London Blockchain Conference 2024

Is code law? Rules applicable to blockchain networks

The ‘code is law‘ mantra has been well and truly debunked over the last few years, but nonetheless, it still makes for an interesting discussion. At the London Blockchain Conference 2024, Marcin Zarakowski hosted a panel on the subject.

Panelists included Jeffrey Golden KC, ValueVerse Co-Founder Dimitrios Psarrakis, and Hogan Lovells International LLP Partner John Salmon. As always with lawyers, the conversation was nuanced with few straightforward answers, but it certainly provided much food for thought!

London Blockchain Conference 2024 panelists

Is code law? Can algos and software alone set up sufficient frameworks?

Salmon tackles this question first, saying that the short answer is no. As a lawyer who used to be a coder, he knows that the law applies regardless of network rules, but code can automate many processes within the bounds of the law.

Psarrakis says that from an economist’s point of view, it doesn’t matter. Firms try to maximize their profits. Rules should be in place, and it doesn’t matter how they are followed as long as they are. Rules can be created by any entity, but laws can only be created by the authority in power. We’ve fought a hard battle in the last 3,000 years to ensure that.

Golden KC jokes that the answer is a typical one from lawyers: what would you like the answer to be? He notes that we don’t have a global parliament and we do have the freedom to contract in most countries. We have to look at each situation on a case-by-case basis.

Why do we need rules for public, permissionless networks?

London Blockchain Conference 2024

Salmon believes they’re necessary to create a sense of certainty. We need rules for people to be willing to put their money on the line. We can’t eliminate all risks, but we can eliminate some, and rules are designed to do that. Institutions and governments will not adopt the technology without them.

Psarrakis notes that blockchains do not solve the fundamental problem of contracts’ incompleteness. Conflicts or required changes could occur, and rules need to exist so that they can be amended if necessary.

Golden KC points out that there are some things we can’t control by contract. These matters often come down to local laws. However, there has been an effort to harmonize laws in certain areas, such as bankruptcy and insolvency.

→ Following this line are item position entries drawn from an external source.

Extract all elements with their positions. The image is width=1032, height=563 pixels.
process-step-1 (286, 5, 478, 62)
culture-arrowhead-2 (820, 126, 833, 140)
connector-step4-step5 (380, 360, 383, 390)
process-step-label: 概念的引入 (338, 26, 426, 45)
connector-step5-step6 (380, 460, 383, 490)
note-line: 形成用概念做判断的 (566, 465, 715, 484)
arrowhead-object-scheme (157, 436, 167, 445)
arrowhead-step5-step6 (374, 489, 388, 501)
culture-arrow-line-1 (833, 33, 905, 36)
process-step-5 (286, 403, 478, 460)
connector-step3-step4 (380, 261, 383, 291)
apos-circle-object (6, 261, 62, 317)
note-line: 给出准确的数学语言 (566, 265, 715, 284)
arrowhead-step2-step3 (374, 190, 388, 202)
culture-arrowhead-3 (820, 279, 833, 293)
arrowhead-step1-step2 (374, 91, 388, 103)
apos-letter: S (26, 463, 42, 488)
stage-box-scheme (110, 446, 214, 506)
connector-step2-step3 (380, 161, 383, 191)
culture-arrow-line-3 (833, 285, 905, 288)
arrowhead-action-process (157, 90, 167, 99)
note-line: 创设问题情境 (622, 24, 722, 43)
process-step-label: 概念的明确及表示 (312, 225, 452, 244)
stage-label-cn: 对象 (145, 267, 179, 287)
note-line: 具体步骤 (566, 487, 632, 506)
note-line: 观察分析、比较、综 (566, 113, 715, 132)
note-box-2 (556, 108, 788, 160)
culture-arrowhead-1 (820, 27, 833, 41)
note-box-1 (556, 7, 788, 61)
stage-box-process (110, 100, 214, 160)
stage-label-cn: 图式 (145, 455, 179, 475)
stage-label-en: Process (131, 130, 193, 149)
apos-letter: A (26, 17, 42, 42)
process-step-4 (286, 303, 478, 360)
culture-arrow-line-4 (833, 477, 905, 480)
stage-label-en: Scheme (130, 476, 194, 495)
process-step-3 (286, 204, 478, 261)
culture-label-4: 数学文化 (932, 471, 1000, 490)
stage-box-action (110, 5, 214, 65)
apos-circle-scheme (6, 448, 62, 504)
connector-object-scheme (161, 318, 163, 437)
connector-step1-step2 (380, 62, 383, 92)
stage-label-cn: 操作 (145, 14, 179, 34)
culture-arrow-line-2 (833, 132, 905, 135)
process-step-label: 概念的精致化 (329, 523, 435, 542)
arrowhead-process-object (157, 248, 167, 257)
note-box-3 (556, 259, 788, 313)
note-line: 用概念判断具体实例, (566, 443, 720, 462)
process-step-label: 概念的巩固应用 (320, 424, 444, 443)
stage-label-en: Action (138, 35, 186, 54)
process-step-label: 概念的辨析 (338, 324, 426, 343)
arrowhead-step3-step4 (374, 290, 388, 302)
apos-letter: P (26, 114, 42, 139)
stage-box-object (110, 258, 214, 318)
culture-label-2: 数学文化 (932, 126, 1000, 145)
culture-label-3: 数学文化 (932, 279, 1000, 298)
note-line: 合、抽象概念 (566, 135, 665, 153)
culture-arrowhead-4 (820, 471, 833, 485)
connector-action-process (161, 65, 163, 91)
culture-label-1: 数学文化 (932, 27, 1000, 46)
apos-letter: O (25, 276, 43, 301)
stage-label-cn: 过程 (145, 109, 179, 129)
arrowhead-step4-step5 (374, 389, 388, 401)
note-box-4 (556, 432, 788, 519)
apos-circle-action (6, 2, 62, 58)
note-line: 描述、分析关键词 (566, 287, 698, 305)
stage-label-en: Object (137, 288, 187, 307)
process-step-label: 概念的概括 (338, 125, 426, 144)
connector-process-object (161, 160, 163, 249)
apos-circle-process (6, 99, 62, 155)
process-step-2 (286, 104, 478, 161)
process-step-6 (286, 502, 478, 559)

What EU rules are applicable to tokens and other digital assets?

London Blockchain Conference 2024

Psarrakis says it starts with the Data Act. We then have the definition of smart contracts and other related matters to consider. The MiCA regulations also apply. He jokes that EU regulators are lazy and prefer to use old regulations and push new concepts into them.

There’s always a debate between more conservative factions and more liberal ones on these matters. For example, when it comes to DAOs, the conservatives say they must be treated as legal entities with management teams that can be sued, etc., whereas the more liberal approach is to treat them as potential vehicles for growth and regulate the activities they conduct.

London Blockchain Conference 2024

Wrapping up, Golden KC gives some general advice for making rules. Never compromise on quality, consider processes thoroughly, keep the big picture in mind while attending to the details, and make sure to educate people on how the new rules work and what they mean.